Household Income Dynamics in Rural China
28 Pages Posted: 20 Apr 2016
Date Written: November 5, 2001
Is effective social protection an investment with long-term benefits? Does inequality impede growth? Household panel data on incomes in rural China offer some answers. Theoretical work has shown that nonlinear dynamics in household incomes can yield poverty traps and distribution-dependent growth. If this is true, the potential implications for policy are dramatic: Effective social protection from transient poverty would be an investment with lasting benefits, and pro-poor redistribution would promote aggregate economic growth.
Jalan and Ravallion test for nonlinearity in the dynamics of household incomes and expenditures using panel data for 6,000 households over six years in rural southwest China. While they find evidence of nonlinearity in the income and expenditure dynamics, there is no sign of a dynamic poverty trap.
The authors argue that existing private and social arrangements in this setting protect vulnerable households from the risk of destitution.

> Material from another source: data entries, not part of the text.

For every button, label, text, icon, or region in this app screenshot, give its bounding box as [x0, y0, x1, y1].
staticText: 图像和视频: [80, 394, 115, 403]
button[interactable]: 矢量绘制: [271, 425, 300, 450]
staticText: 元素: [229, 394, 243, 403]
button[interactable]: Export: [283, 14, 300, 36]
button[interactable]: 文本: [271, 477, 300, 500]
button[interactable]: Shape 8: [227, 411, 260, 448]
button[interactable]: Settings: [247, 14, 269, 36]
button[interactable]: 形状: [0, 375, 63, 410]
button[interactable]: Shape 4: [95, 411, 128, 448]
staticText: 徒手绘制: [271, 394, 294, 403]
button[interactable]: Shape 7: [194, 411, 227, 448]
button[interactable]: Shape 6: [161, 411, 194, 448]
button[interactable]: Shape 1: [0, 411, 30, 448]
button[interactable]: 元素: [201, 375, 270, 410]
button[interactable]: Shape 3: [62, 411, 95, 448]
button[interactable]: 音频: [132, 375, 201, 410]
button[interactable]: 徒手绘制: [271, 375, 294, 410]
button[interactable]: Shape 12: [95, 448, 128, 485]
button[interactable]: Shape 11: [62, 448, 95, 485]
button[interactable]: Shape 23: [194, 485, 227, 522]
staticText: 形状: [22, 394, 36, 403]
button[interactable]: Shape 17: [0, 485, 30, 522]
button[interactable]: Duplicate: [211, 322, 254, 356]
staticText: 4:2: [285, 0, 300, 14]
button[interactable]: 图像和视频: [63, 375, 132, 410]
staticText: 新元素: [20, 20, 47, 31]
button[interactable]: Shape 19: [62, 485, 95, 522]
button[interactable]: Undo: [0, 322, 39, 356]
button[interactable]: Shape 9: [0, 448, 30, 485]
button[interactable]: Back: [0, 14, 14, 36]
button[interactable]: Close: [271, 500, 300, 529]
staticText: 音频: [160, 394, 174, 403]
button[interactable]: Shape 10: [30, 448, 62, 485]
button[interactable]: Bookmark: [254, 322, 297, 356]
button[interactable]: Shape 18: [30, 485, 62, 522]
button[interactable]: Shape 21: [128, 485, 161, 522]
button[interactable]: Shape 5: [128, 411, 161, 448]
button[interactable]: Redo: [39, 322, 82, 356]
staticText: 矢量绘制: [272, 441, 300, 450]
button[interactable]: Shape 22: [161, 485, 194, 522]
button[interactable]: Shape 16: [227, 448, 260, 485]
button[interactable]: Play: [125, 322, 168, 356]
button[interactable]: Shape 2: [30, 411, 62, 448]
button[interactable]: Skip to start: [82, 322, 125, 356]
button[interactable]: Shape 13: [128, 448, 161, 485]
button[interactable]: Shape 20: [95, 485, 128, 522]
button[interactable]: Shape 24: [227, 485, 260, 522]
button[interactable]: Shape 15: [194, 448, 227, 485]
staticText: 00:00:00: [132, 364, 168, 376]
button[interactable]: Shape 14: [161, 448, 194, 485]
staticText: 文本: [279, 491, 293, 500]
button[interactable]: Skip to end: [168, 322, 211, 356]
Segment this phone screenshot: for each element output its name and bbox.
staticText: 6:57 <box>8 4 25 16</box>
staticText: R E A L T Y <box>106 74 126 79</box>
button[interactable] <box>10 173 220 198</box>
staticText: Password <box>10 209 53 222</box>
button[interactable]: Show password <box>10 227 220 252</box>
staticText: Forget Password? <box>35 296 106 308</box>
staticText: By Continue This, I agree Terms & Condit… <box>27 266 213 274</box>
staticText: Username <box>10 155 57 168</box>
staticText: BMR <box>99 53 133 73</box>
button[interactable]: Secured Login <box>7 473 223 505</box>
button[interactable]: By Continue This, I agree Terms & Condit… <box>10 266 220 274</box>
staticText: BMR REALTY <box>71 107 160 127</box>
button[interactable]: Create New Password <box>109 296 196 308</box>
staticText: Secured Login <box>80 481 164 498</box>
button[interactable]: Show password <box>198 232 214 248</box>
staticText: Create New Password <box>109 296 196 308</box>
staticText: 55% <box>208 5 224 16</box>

However, their findings imply that the speed of recovery from an income shock is appreciably slower for the poor than for others. They also find that current inequality reduces future growth in mean incomes, though the "growth cost" of inequality appears to be small. The maximum contribution of inequality is estimated to be 4-7 percent of mean income and 2 percent of mean consumption.
This paper - a product of the Poverty Team, Development Research Group - is part of a larger effort in the group to better understand the dynamic processes influencing household welfare in risk-prone environments.